A coalition of retail organisations today called on the government to ditch a business rates bill they say would be “disastrous”for the high street.
The Non-Domestic Rating (Lists) Bill brings forwards the next revelation of business rates for 2.08m non-domestic properties in England and Wales to 1 April 2021.
If the bill receives asset, it will allow the government to set future business rates for a minimum of the next three financial years by reference to rents that were being paid on 1 April 2019.
The group of retailers argue that the government should leave the next revaluation to 2022 as previously planned
James Lowman, the chief executive of the association of convenience stores, said: “With such profound changes in the retail industry and property market, we need to make sure that business rates reflect the present and the future, not the past.”

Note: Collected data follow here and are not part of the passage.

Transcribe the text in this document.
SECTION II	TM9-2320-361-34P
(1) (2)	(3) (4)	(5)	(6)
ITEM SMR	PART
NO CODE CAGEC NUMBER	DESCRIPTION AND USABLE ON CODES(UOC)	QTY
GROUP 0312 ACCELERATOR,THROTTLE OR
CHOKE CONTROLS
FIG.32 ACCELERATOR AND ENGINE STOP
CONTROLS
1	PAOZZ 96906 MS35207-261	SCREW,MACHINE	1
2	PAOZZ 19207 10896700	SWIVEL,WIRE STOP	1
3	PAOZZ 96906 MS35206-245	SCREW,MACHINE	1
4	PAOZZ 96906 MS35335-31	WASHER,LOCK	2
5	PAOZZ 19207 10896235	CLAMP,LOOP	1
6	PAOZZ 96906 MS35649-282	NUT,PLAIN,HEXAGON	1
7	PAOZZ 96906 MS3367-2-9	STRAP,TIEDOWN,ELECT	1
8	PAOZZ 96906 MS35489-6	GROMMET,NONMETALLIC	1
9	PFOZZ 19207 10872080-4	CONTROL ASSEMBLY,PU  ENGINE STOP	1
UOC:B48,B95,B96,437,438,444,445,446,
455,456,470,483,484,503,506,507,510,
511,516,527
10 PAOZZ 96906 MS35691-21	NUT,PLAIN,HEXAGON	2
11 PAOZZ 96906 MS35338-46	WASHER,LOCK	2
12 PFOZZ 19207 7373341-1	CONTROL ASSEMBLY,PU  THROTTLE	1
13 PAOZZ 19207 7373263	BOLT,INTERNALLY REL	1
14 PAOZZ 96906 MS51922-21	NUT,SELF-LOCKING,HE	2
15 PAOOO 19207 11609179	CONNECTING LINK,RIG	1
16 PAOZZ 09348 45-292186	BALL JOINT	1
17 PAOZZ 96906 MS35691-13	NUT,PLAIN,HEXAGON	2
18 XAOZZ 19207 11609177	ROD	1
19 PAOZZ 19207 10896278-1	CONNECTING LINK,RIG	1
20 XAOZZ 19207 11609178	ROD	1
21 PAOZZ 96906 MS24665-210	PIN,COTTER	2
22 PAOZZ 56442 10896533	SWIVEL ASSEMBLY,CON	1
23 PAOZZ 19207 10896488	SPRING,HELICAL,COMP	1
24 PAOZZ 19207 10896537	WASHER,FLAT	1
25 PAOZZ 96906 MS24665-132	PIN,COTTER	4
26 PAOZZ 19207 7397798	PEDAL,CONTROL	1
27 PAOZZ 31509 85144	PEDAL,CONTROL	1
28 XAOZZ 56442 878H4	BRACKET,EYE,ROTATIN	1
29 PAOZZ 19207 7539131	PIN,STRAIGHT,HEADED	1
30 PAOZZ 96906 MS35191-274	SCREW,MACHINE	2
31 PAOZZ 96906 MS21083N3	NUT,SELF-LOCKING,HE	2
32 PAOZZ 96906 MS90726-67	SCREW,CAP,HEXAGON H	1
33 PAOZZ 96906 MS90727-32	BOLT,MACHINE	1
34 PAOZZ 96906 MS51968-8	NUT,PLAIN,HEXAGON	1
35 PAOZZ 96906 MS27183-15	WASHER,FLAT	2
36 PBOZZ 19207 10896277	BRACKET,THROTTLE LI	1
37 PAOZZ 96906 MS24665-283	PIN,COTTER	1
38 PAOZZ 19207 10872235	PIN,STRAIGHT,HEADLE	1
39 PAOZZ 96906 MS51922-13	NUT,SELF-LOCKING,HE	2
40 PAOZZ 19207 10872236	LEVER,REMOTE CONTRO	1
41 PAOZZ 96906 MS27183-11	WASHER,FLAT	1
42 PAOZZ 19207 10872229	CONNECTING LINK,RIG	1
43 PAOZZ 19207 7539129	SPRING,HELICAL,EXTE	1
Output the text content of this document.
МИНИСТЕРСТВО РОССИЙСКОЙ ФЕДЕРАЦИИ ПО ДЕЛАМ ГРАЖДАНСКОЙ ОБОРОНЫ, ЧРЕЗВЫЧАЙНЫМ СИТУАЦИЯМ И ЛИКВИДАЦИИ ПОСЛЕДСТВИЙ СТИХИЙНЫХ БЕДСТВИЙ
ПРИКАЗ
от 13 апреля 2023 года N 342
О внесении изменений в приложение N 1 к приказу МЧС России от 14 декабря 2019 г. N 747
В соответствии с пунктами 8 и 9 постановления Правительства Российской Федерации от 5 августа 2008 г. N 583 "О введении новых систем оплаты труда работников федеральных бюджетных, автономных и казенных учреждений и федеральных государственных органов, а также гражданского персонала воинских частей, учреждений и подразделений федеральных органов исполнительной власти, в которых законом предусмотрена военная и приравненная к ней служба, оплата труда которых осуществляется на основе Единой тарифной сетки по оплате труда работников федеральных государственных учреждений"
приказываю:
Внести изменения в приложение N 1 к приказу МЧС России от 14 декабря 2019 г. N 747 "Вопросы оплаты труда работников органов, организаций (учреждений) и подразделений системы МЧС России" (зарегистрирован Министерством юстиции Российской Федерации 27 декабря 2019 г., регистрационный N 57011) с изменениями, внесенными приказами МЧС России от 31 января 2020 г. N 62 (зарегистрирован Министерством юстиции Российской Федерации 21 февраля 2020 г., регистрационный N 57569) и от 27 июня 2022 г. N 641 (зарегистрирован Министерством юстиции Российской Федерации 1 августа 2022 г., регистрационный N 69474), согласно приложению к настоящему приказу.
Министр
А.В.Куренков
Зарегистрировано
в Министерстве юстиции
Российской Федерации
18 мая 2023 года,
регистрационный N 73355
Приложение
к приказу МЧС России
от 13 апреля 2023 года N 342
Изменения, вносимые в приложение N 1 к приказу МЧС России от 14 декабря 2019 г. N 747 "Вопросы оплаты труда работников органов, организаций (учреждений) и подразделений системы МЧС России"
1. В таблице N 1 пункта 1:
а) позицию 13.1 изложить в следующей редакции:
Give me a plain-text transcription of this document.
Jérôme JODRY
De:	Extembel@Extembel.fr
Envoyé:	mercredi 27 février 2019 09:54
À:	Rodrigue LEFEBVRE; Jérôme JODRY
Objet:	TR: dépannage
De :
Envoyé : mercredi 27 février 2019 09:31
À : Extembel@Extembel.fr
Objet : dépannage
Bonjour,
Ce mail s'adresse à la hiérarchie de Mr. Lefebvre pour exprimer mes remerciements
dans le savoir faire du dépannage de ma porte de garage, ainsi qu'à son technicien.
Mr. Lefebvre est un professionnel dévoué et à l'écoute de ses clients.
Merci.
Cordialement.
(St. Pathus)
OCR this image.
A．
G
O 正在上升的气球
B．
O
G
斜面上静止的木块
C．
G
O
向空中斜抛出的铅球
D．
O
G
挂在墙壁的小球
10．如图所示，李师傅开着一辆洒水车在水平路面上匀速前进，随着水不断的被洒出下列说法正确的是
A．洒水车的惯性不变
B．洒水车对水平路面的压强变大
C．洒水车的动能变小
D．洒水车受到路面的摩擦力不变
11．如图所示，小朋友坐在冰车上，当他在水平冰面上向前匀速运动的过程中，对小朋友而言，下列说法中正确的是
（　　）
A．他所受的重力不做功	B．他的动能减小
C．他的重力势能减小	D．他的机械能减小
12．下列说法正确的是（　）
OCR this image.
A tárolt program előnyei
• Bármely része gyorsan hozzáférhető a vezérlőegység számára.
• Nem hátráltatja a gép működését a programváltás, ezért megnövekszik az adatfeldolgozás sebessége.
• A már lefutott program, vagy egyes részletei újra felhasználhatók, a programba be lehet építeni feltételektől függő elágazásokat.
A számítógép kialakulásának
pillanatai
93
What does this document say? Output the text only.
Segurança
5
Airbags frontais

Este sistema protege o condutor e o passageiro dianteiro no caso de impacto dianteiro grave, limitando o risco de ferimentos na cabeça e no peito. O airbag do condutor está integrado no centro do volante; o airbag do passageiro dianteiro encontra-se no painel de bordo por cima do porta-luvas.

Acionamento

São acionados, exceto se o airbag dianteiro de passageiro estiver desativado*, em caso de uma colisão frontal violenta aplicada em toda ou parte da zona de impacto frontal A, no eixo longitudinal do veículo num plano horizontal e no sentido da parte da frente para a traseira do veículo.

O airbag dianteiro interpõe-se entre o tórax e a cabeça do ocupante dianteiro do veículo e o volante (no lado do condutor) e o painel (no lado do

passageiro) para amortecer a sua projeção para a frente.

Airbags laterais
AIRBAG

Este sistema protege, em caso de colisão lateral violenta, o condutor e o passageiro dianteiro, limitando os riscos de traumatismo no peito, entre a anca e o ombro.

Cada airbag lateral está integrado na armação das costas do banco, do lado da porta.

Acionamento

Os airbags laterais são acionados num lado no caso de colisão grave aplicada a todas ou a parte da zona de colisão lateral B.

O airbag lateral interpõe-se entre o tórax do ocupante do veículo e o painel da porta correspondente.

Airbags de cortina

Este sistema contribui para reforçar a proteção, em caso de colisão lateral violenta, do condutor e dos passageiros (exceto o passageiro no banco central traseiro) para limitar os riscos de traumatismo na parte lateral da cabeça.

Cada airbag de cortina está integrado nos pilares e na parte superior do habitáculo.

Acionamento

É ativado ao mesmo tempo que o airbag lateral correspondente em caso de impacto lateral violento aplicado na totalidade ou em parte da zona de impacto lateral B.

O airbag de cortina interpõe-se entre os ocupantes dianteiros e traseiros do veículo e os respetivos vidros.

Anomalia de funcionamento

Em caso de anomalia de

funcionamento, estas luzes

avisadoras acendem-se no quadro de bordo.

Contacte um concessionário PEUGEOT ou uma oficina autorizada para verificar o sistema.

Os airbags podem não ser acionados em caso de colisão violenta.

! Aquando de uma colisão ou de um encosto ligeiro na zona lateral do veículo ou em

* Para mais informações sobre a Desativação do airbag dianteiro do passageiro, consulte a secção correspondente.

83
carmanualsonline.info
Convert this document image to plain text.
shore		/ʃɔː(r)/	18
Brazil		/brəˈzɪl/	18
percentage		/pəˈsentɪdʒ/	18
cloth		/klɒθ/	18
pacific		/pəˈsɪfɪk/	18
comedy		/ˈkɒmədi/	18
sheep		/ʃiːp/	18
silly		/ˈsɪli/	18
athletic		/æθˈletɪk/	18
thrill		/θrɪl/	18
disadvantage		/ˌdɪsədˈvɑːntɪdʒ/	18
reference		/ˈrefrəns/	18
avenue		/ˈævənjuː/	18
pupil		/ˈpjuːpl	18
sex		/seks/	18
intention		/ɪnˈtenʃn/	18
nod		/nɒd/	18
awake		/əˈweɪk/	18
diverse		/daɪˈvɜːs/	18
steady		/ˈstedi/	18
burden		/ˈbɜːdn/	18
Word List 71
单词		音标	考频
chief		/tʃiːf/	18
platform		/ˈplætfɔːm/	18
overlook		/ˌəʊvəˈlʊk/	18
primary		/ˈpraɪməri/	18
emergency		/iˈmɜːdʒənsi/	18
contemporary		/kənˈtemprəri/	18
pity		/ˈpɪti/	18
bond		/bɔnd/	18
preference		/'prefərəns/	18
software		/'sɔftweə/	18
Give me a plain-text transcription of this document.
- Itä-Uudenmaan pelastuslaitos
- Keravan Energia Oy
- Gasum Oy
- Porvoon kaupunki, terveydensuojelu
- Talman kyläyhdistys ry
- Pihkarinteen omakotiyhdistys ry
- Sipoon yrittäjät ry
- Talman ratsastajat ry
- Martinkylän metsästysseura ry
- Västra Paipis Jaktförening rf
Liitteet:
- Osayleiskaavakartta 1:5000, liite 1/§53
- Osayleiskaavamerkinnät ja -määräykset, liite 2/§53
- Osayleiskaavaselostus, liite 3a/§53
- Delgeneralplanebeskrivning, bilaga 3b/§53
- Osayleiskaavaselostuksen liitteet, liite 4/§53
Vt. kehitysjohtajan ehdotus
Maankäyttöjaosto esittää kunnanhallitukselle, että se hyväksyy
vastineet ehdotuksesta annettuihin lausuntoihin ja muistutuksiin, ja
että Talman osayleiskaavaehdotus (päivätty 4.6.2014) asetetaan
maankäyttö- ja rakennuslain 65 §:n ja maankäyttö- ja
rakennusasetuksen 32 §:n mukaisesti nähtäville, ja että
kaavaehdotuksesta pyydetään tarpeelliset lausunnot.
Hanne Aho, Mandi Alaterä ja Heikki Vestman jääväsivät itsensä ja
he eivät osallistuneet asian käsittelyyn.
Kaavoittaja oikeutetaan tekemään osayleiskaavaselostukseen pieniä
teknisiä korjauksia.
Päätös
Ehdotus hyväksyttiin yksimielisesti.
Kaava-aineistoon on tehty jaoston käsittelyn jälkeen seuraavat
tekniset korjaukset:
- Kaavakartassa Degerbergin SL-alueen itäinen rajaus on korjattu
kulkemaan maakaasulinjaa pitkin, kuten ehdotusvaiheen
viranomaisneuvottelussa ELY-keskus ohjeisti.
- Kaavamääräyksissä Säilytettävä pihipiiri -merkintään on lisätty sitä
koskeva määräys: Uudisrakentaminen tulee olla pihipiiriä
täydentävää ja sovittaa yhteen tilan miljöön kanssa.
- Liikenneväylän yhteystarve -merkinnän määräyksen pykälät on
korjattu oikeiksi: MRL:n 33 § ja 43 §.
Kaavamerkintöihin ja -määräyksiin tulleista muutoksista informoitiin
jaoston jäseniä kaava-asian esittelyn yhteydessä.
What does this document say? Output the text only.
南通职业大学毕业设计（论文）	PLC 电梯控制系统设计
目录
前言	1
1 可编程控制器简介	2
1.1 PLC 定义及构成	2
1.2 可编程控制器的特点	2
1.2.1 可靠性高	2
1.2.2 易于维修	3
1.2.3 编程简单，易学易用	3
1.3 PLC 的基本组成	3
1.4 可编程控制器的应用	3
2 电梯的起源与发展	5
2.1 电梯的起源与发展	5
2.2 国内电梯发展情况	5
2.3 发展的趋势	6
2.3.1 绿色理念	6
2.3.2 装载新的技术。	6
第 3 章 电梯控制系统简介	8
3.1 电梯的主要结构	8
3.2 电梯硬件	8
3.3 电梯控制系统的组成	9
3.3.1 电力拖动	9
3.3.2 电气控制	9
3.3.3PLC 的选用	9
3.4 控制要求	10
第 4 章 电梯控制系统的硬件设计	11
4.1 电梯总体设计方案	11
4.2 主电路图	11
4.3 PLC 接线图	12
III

Andrew Goodacre, chief executive at the British Independent Retailers Association,said: “The current proposal would be disastrous for all businesses that pay non-domestic rates.” adding: “We must have the reference point for determining future rates bills at a time post coronavirus so they are an accurate assessment taking into account the full impact once this crisis has passed.”
Alex Probyn, UK president at Altus Group, Britain’s largest ratings advisory, said: “A revaluation in 2022, based upon open market rents in 2021, would provide a complete reset of rateable values taking into account the state of the market after the crisis has passed.”
A government spokesperson said: “The government is doing whatever it takes to support businesses during this national emergency, including an unprecedented nearly £10bn in business rates relief.
“We are carefully considering the future revaluation of business rates and will provide further information in due course.”